Estan und der Wald
Es wird einmal ein Mensch sein – mit Namen Estan. Estan wird ein ganz normaler Mensch sein. Sie wird jung sein und später alt werden. Doch diese Geschichte widerfährt ihm, als Estan genau 19 Jahre und drei Monde alt ist. Also das Jahr bevor sie sich erwachsen fühlen wird. Er lebt zu dieser Zeit mit seiner Familie in einem hohen, weißen Haus inmitten eines großen, dunklen Waldes. Das Gebäude ist Licht durchflutet, die Eltern immer glücklich.
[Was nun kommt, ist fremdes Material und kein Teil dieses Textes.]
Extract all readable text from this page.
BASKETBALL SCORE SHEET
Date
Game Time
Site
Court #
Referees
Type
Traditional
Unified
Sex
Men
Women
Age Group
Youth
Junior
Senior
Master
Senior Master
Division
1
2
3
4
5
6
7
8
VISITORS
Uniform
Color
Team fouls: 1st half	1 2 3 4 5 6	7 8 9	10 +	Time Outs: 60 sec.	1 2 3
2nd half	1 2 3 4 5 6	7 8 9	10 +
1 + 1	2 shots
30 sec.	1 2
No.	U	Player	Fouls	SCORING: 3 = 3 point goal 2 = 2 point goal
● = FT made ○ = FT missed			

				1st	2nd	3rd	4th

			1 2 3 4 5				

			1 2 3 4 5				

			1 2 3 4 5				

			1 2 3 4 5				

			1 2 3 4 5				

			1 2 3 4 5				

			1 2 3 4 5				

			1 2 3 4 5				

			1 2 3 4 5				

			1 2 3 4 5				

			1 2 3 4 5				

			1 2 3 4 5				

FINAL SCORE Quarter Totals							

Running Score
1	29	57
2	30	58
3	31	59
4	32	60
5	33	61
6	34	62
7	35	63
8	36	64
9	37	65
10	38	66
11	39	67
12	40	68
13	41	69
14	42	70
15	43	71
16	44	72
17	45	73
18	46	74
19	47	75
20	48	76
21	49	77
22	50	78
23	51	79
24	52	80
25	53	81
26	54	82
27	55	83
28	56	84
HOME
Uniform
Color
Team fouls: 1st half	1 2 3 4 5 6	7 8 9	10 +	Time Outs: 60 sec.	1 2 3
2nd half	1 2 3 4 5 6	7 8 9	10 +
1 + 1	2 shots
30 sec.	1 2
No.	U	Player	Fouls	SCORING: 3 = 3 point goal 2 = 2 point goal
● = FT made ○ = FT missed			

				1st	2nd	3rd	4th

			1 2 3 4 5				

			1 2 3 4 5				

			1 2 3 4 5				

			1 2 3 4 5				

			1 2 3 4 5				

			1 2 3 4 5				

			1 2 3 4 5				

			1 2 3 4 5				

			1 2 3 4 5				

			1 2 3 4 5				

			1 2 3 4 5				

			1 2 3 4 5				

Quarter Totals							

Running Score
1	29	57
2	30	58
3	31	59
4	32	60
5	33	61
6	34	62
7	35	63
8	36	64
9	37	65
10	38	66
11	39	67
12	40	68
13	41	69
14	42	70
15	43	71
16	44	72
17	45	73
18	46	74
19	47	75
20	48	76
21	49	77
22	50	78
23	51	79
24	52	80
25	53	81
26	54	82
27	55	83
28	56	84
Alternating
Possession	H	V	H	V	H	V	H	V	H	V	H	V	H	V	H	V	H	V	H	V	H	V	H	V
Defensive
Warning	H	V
Sie bewohnt jedoch das dunkelste Zimmer im Erdgeschoss. Es hat dunkelblaue Wände und dunkle Holzmöbel. Es gibt ein Fenster mit zwei samtenen Vorhängen durch deren Spalt das Zimmer beleuchtet wird. Das Bett ist ihr Lieblingsplatz, sein Nest. Große Polster und ein schwerer Baldachin bilden einen unüberwindbaren Wall.
Dort wird Estan dann liegen, eingerollt in ihrer Welt. Zufrieden und sicher unberührt von allem Ungewissen und Gefährlichen.
Doch eines Tages wird sie etwas stören. Es kratzt an seiner Ruhe. Sie wird versuchen es zu ignorieren. Es hört nicht auf. Es ist ein Gefühl, ein Wissen: etwas passiert.
Er springt auf und läuft zum Fenster, reißt die Vorhänge auf. Da wird er es sehen: Yubaba die blinde Katze verschwindet gerade zwischen den Bäumen. Estan steht kurz wie festgefroren da. Yubaba ist eine Hauskatze. Er würde sie holen müssen. Er schnappt sich den schwarzen, großen Wollschal, öffnet das Fenster und steigt über die Fensterbank und aus dem Schatten.
Estan wird von grünem Licht umfangen, sie wickelt den schal noch etwas fester und läuft los. Doch er wird die Katze nicht einholen.
Immer wieder sieht sie Schatten, doch nie ist es die Katze. Er läuft immer weiter in den Wald und bei jedem brechenden Ast oder raschelndem Blätterhaufen erschrickt er. Nach einiger Zeit wird das Kind dann langsamer. Estan spürt den weichen Boden und riecht die Bäume. Er sieht ein kleines Wesen mit glitzernden Flügeln und folgt ihm ein paar Schritte. Als es in einem Baum verschwindet, hört sie einen Vogel zwitschern und könnte schwören, eine Melodie zu erkennen. So wird Estan verzaubert durch den Wald wandern bis sie auf einer Lichtung landet. Dort wird sie sich auf den Rücken legen und den Himmel beobachten.
Yubaba taucht zwischen den angrenzenden Bäumen auf. Sie schleicht durch das Gras und kuschelt sich zu Estan. Wenn der Tag dann zu Neige gehen wird, folgt Estan der blinden Katze nach Hause. Der Schal jedoch wird zurückbleiben und beäugt von den Nachtwesen auf Estan warten, der schon am nächsten Tag zurückkehren wird.
Und so endet die Geschichte, aber nicht Estans, denn dies wird erst sein erster Schritt in den großen Wald sein. Auf sie wartetet noch ein ganzes Leben, und wenn er noch nicht geboren wurde, dann vielleicht erst in hundert Jahren.